Weiterhin wird von Macron behauptet, er hätte klare Beweise vorliegen. Wie üblich, Geheimdienst-Beweise. Allerdings wird er doch dazu gebracht, sie zu veröffentlichen – und es stellt sich heraus, dass sie im Vergleich zum bereits allgemein bekannten nicht Neues enthalten. Eine weitere Diskreditierung der in der Propaganda des Westens oft vorgebrachten Behauptung, man hätte vom Geheimdienst Beweise bekommen.

Als wenn das noch nicht ausreichen würde, führt man der Welt noch ein weiteres Mal vor, dass man sich überhaupt nicht mehr an irgendein Völkerrecht gebunden fühlt, und verstößt offen und demonstrativ gegen die UN-Charta. Nur zur Erinnerung, es gibt nur eine Variante, wie man solch eine Bombardierung völkerrechtlich begründen könnte, und das wäre durch einen Beschluss des UN-Sicherheitsrates. Den hat es nicht gegeben, und trotzdem wurde bombardiert.

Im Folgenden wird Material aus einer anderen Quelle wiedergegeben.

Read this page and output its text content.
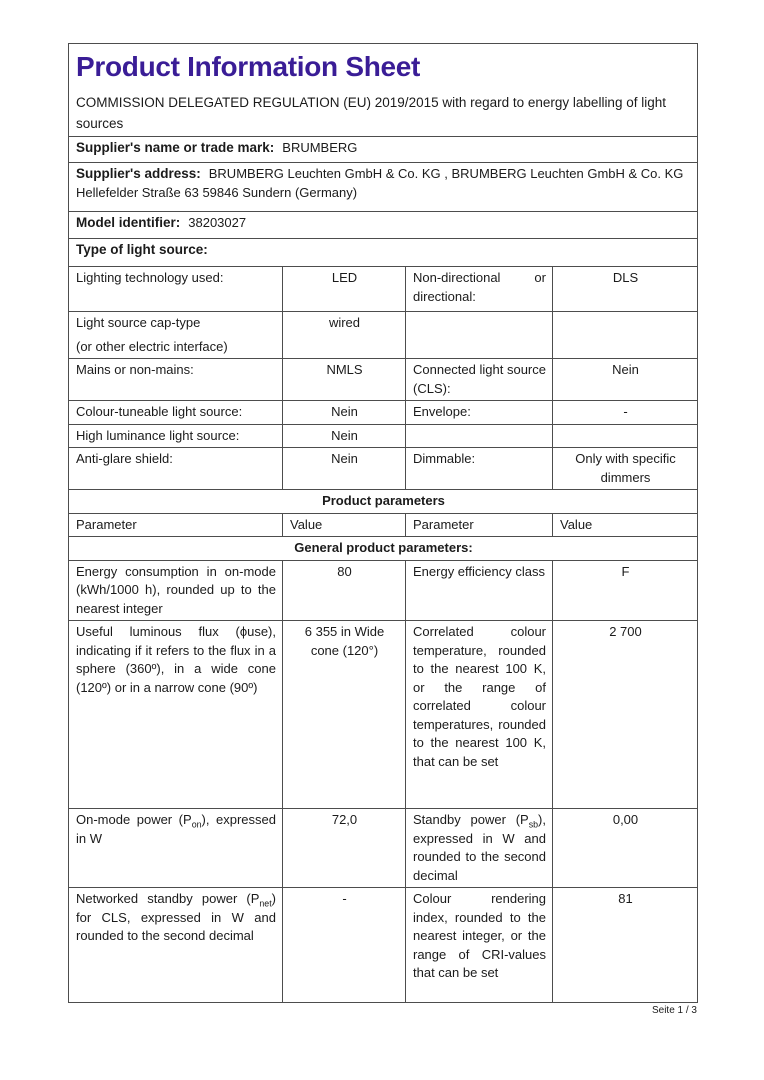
Product Information Sheet
COMMISSION DELEGATED REGULATION (EU) 2019/2015 with regard to energy labelling of light sources			

Supplier's name or trade mark: BRUMBERG			
Supplier's address: BRUMBERG Leuchten GmbH & Co. KG , BRUMBERG Leuchten GmbH & Co. KG Hellefelder Straße 63 59846 Sundern (Germany)			
Model identifier: 38203027			
Type of light source:			
Lighting technology used:	LED	Non-directional or directional:	DLS

Light source cap-type
(or other electric interface)	wired		
Mains or non-mains:	NMLS	Connected light source (CLS):	Nein
Colour-tuneable light source:	Nein	Envelope:	-
High luminance light source:	Nein		
Anti-glare shield:	Nein	Dimmable:	Only with specific dimmers
Product parameters			
Parameter	Value	Parameter	Value
General product parameters:			
Energy consumption in on-mode (kWh/1000 h), rounded up to the nearest integer	80	Energy efficiency class	F
Useful luminous flux (ϕuse), indicating if it refers to the flux in a sphere (360º), in a wide cone (120º) or in a narrow cone (90º)	6 355 in Wide cone (120°)	Correlated colour temperature, rounded to the nearest 100 K, or the range of correlated colour temperatures, rounded to the nearest 100 K, that can be set	2 700
On-mode power $(P_{on})$, expressed in W	72,0	Standby power $(P_{sb})$, expressed in W and rounded to the second decimal	0,00
Networked standby power $(P_{net})$ for CLS, expressed in W and rounded to the second decimal	-	Colour rendering index, rounded to the nearest integer, or the range of CRI-values that can be set	81
Seite 1 / 3
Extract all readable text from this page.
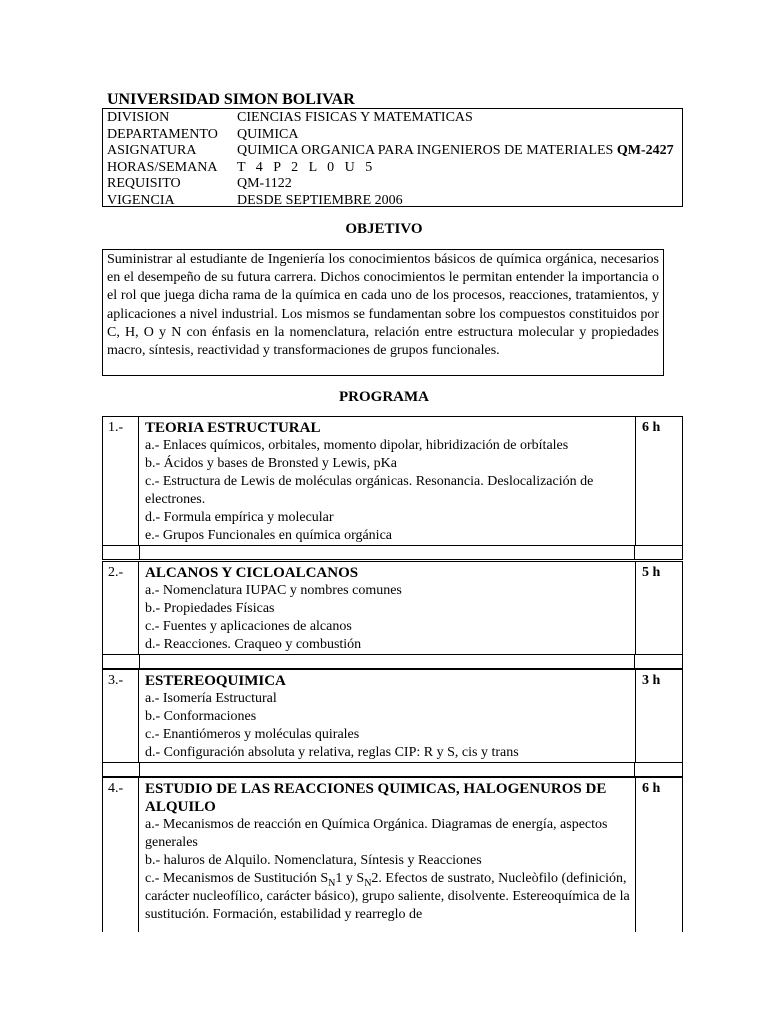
UNIVERSIDAD SIMON BOLIVAR
DIVISION	CIENCIAS FISICAS Y MATEMATICAS
DEPARTAMENTO QUIMICA
ASIGNATURA	QUIMICA ORGANICA PARA INGENIEROS DE MATERIALES QM-2427
HORAS/SEMANA T   4   P   2   L   0   U   5
REQUISITO	QM-1122
VIGENCIA	DESDE SEPTIEMBRE 2006
OBJETIVO
Suministrar al estudiante de Ingeniería los conocimientos básicos de química orgánica, necesarios en el desempeño de su futura carrera. Dichos conocimientos le permitan entender la importancia o el rol que juega dicha rama de la química en cada uno de los procesos, reacciones, tratamientos, y aplicaciones a nivel industrial. Los mismos se fundamentan sobre los compuestos constituidos por C, H, O y N con énfasis en la nomenclatura, relación entre estructura molecular y propiedades macro, síntesis, reactividad y transformaciones de grupos funcionales.
PROGRAMA
1.-	TEORIA ESTRUCTURAL
a.- Enlaces químicos, orbitales, momento dipolar, hibridización de orbítales
b.- Ácidos y bases de Bronsted y Lewis, pKa
c.- Estructura de Lewis de moléculas orgánicas. Resonancia. Deslocalización de electrones.
d.- Formula empírica y molecular
e.- Grupos Funcionales en química orgánica
6 h
2.-	ALCANOS Y CICLOALCANOS
a.- Nomenclatura IUPAC y nombres comunes
b.- Propiedades Físicas
c.- Fuentes y aplicaciones de alcanos
d.- Reacciones. Craqueo y combustión
5 h
3.-	ESTEREOQUIMICA
a.- Isomería Estructural
b.- Conformaciones
c.- Enantiómeros y moléculas quirales
d.- Configuración absoluta y relativa, reglas CIP: R y S, cis y trans
3 h
4.-	ESTUDIO DE LAS REACCIONES QUIMICAS, HALOGENUROS DE ALQUILO
a.- Mecanismos de reacción en Química Orgánica. Diagramas de energía, aspectos generales
b.- haluros de Alquilo. Nomenclatura, Síntesis y Reacciones
c.- Mecanismos de Sustitución $S_N1$ y $S_N2$. Efectos de sustrato, Nucleòfilo (definición, carácter nucleofílico, carácter básico), grupo saliente, disolvente. Estereoquímica de la sustitución. Formación, estabilidad y rearreglo de
6 h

Man könnte einwenden, das alles sei nicht so besonders neu – auch bei dem angeblichen Chemiewaffenangriff vor einem Jahr in Chan Sheikhun war die Anschuldigung völlig an den Haaren herbeigezogen. Auch da wurde offen gegen das Völkerrecht verstoßen. Allerdings ist die aktuelle Situation deutlich krasser, einfach weil der Angriff deutlich schlechter gefakt worden war, die Russen zum Zeitpunkt des Angriffs schon klare Beweise vorgelegt hatten, dass zumindest eines der Videos eine klare Fälschung war, und klar war, dass die OPCW direkt vor Ort würden Untersuchungen durchführen können, diese jedoch nicht abgewartet wurden. Eine solch offene Ignoranz der Fakten gab es voriges Jahr nicht. Lediglich die offensichtliche Motivlage wurde völlig ignoriert, und die Kritik der Videos, die die Weißhelme produziert haben, wurde ignoriert. Die völlige Ignoranz der Zeugenaussagen zum Video wie auch das Nichtabwarten der Untersuchung vor Ort sind hingegen eine so krasse demonstrative Ignoranz der Realität, dass zumindest ich mir so etwas Krasses voriges Jahr noch nicht vorstellen konnte.


1 Antwort auf „Die Blamage der Globalisten II: Giftgas in Douma“


  1. 1 Norbert 23. April 2018 um 19:32 Uhr

    Ja, leider alles wahr.
    Und es tur gut zu sehen, dass inzwischen viele Menschen diese Erkenntnis teilen.
    Selbst im ZDF – Heute 19:00 20.4.2018 Uli Gack beginnt die Lüge offensichtlich zu werden.
    Es kann dieses Jahr noch spannend werden. -
    Auch mit Trump: der wollte, konnte aber vielleicht nicht anders.

    Und die leeren drei Gebäude, keine Toten, drei Verletzte sind evtl. das so ermöglichte Treffen mit Putin wert.
    Man wird sehen.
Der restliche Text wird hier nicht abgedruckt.